Society Without Solidarity

Malik_riots_220x161 Kenan Malik in Eurozine:

In August 2011, smashing up stuff, and stealing it, was what defined the mayhem. In the 1980s, people living in Brixton, Tottenham, Handsworth and Toxteth, in the very places wrecked by the disorders, nevertheless supported the rioters. They recognized that the violence and the destruction were not ends in themselves but part of a necessary challenge to an oppressive system. Today, the fiercest opposition to the rioters comes from those who live in the areas they have trashed. There is real rage in these areas against the orgy of destruction.

Many on the Left, while condemning the riots, argue that they are nevertheless protests against poverty and social exclusion. “Many of the people involved,” the criminologist professor John Pitts suggested, “are likely to have been from low-income, high-unemployment estates, and many, if not most, do not have much of a legitimate future.” Many, such as former London mayor Ken Livingstone, have blamed the riots on the public expenditure cuts introduced by the current Coalition government.

There is little doubt that poverty and joblessness scar large areas of Britain and that the vicious public spending cuts will vastly exacerbate the problem.

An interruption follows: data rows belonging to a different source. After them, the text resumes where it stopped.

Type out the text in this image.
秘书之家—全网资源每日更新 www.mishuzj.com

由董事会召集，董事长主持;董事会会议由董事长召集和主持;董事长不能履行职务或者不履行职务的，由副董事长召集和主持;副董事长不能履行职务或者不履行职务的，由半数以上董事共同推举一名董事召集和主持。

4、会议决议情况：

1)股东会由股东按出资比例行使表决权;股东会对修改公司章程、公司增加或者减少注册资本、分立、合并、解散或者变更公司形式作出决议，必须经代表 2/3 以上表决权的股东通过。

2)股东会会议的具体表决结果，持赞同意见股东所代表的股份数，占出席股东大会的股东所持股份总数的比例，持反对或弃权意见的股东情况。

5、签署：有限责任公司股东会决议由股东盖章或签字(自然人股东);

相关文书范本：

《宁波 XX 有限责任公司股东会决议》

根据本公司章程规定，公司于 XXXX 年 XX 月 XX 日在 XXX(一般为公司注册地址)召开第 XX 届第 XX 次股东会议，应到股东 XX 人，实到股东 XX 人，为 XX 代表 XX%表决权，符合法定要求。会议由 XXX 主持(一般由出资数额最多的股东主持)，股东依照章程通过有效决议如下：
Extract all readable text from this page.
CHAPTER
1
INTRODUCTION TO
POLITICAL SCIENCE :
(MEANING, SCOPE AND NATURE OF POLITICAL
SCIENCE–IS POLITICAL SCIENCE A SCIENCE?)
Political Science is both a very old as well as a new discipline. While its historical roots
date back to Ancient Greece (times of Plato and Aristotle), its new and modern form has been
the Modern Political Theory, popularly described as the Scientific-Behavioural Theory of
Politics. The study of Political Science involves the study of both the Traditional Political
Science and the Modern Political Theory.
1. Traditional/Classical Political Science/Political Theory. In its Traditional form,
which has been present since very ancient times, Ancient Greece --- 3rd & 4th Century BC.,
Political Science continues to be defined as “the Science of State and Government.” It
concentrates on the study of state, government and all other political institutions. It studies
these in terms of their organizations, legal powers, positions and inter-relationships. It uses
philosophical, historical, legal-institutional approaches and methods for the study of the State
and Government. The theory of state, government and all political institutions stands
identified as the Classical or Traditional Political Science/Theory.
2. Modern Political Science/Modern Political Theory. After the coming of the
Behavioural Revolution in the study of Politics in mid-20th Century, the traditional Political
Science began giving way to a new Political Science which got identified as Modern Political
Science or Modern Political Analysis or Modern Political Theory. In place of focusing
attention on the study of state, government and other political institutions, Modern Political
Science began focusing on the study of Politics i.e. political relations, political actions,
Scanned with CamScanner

Tottenham, for instance, where the first riots broke out, is among London's poorest boroughs, with 54 applicants chasing every registered job vacancy. Britain is less equal, in wages, wealth and life chances, than at any time for a century. A map of the London riots matches almost exactly the map of the most deprived areas in London.

And yet, it is difficult to view the rioters simply as members of an “underclass”.